Yesterday I was fortunate enough to have gotten a crossbow for free from my moms exhusband and I thought "hey cool! I can go shoot at a few targets and accually see what a crossbow is like!" So today when I pulled the string back and got it in place, the trigger got bumped before I was able to get it loaded and a few of the strands on the string broke... Is it still safe to shoot or should I have it replaced before shooting it?


----------



## USSapper (Sep 26, 2005)

all i am going to say is better safe than sorry man.


----------



## cranebuster (Nov 2, 2004)

definitely replace it, they're cheap anyhow.


----------



## weasle414 (Dec 31, 2006)

Alright, I figured I should replace it.
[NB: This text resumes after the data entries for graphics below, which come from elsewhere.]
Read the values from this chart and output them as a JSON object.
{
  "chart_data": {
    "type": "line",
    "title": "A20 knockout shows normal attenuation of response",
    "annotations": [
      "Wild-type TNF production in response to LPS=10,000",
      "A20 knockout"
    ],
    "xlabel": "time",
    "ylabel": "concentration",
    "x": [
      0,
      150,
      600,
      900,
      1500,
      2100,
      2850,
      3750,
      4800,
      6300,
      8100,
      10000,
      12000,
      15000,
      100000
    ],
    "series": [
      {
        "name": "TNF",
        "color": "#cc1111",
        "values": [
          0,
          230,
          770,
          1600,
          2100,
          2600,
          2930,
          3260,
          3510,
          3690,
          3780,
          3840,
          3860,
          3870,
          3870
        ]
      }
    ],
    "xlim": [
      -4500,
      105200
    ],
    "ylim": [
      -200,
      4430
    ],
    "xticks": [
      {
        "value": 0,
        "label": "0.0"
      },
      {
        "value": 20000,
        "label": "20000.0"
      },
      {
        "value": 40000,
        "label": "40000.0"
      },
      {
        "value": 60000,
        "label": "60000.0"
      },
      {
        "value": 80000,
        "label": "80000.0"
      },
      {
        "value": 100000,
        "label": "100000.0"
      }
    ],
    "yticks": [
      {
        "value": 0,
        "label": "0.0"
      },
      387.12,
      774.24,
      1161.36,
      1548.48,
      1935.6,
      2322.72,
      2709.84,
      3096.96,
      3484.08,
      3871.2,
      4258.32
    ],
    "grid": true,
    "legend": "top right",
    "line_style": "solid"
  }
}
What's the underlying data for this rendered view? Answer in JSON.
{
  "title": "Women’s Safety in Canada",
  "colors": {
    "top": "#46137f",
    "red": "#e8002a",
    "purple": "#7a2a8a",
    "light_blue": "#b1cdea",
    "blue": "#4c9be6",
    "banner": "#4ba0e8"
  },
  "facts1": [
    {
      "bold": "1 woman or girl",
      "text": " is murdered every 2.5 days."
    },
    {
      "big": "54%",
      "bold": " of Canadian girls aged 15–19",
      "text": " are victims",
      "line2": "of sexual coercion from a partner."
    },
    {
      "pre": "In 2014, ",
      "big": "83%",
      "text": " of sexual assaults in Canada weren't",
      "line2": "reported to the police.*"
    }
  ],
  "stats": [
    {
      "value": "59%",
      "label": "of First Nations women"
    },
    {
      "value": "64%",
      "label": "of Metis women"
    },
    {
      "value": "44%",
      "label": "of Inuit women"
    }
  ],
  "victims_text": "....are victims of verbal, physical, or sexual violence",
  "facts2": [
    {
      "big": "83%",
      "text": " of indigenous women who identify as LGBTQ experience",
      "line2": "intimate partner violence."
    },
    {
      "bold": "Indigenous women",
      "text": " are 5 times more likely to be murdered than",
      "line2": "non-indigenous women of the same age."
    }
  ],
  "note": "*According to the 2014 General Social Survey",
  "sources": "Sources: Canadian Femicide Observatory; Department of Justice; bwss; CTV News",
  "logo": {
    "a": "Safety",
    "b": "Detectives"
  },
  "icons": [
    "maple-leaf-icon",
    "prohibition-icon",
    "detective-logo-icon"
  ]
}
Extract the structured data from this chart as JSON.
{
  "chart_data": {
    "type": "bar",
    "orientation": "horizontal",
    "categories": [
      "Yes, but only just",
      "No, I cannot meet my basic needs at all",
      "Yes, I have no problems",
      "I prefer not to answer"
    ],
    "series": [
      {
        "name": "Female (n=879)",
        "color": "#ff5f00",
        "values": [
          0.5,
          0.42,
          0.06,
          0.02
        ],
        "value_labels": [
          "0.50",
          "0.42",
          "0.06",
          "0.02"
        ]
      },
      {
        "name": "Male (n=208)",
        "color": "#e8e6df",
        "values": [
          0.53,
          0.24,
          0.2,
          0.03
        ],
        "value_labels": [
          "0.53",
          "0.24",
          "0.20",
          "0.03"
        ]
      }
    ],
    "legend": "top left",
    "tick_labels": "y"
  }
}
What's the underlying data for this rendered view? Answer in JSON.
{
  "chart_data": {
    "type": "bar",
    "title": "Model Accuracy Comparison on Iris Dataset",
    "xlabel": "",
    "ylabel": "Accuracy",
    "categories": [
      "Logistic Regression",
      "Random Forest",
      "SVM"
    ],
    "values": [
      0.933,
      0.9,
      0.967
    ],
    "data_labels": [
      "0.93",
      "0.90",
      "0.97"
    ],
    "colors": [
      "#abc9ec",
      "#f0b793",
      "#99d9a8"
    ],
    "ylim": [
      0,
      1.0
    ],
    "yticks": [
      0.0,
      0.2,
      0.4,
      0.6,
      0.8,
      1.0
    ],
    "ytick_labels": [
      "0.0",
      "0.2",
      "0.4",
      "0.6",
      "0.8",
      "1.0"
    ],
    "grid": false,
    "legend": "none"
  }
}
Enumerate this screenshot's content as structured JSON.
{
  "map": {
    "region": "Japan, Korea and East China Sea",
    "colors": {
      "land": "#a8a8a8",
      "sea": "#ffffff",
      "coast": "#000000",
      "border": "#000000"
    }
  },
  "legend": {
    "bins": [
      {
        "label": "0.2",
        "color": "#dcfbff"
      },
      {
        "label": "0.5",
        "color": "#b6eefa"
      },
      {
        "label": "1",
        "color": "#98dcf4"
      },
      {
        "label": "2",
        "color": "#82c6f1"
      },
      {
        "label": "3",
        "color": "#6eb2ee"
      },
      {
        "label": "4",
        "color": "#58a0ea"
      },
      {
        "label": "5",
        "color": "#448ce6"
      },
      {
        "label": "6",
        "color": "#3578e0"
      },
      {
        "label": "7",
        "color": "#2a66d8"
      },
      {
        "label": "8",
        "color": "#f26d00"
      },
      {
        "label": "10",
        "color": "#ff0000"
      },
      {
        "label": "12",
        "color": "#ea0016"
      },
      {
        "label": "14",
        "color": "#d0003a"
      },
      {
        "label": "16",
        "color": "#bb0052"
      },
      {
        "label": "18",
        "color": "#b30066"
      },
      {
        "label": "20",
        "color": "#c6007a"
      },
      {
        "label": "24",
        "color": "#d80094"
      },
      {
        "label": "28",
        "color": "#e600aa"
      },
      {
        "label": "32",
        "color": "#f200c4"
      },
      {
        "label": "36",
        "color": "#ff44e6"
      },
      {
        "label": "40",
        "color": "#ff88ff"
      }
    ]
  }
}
How would I go about doing so anyways?


----------



## Cleankill47 (Jan 19, 2006)

Take it to a pro shop. They'll put it in a bow press and determine what length string you need. If you're at Bass Pro, they'll install it for free once you buy it. I don't know about other places, though, Bass Pro has always done good by me.


----------



## weasle414 (Dec 31, 2006)

Awesome, thanks CleanKill! Hopefully sometime in the next week I'll be able to get it fixed.


----------



## Remington 7400 (Dec 14, 2005)

Excaliburs you can replace youself, otherwise bow press required.


----------